Lamb Shank Madras is a classic Indian recipe for a Bengali curry of lamb shanks cooked in a Madras-spice gravy. The full recipe is presented here and I hope you enjoy this classic Indian version of: Lamb Shank Madras.

prep time

40 minutes

cook time

240 minutes

Total Time:

280 minutes

Serves:

4

Rating: 4.5 star rating

Tags : CurrySpice RecipesLamb RecipesVegetable RecipesIndian Recipes


Madras curry powders have a long history. They originate with the British control of India in the 19th century where Indian spices were not as common in the mother country as they are today. Traders in the ports of the Bay of Bengal would sell returning sailors/functionaries/soldiers and other sundry members of the British East India Company ready mixed spice blends that they could use to make curries, kedgeree, mulligatawny soup and other Anglo-Indian dishes at home. These were the foundation of Madras curry powders, known for their significant turmeric content. Spice blends that remain popular in the UK today. Typically, Madras curry powders come in mild, medium and hot. My wife loved these and in South Africa I used to buy mild powders regularly (though we added insanely hot Ivorian chillies). For this dish I typically use hot madras curry powder, but you can substitute medium or mild depending on your personal preferences. This curry is even better if you make it a couple of days in advance and re-heat.

Ingredients:

4 tbsp natural yoghurt
1 tbsp ground cumin
1 tsp turmeric
4 lamb shanks
2 tbsp sunflower oil
4 onions, sliced
4 tbsp madras curry powder
8 garlic cloves, grated or crushed
thumb-sized piece ginger, grated
220g (7 ¾ oz) tin of chopped tomatoes
3 whole dried red chillies
5 curry leaves
4 cardamom pods, split (or crushed)
3 tbsp lime pickle
300ml (1 /1/4 cups) chicken or lamb stock
chopped mint leaves, naan bread and rice, to serve

Method:

Combine the yoghurt, cumin, turmeric, 1 tsp sea salt and the lamb shanks into a large mixing bowl Using your hands coat the lamb all over with the yoghurt and spice mix. Cover the dish with foil or clingfilm (plastic wrap) then transfer to the fridge and allow to marinate for a couple of hours, (or overnight).

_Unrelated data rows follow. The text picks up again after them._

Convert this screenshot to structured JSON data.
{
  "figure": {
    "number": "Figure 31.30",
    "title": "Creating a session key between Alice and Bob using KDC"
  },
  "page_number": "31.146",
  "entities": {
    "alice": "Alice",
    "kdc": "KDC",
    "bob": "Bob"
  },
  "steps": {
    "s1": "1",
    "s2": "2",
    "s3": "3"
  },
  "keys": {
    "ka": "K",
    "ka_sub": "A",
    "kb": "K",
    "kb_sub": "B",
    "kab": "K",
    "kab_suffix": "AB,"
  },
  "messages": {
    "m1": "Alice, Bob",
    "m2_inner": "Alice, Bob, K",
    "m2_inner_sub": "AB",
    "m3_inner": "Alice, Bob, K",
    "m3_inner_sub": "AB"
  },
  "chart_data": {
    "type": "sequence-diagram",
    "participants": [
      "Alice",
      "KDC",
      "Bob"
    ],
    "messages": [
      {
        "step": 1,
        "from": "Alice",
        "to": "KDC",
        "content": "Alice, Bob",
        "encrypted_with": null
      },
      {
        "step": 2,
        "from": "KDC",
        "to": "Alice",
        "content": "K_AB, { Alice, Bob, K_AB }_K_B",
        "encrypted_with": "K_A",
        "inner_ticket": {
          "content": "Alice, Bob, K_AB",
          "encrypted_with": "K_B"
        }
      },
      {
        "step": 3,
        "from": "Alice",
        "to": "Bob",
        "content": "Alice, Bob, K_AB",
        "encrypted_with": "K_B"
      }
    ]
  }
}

Heat the oil in a large flameproof casserole dish over a medium heat, add the shanks and cook, turning frequently to brown all over for 10 mins, then remove from the dish and set aside. Scatter the onions into the dish and fry for 10 mins until golden brown. Stir in the curry powder, garlic and ginger and cook for 3 mins until aromatic. Add the lamb shanks back to the dish along with the tomatoes, chillies, curry leaves, cardamom pods and lime pickle. Give everything a good stir and pour over the stock. Bring up to a simmer, cover, then transfer to an oven pre-heated to 160C (140C fan/gas mark 4) and cook for 3 hours.

Remove the lid and continue cooking for 1 hour more – this will help reduce some of the liquid and char any exposed meat. When the lamb is very tender, leave to rest for 30 mins or leave to cool completely and reheat the next day for the best flavour.

Scatter with chopped mint and serve with naan bread and rice on the side.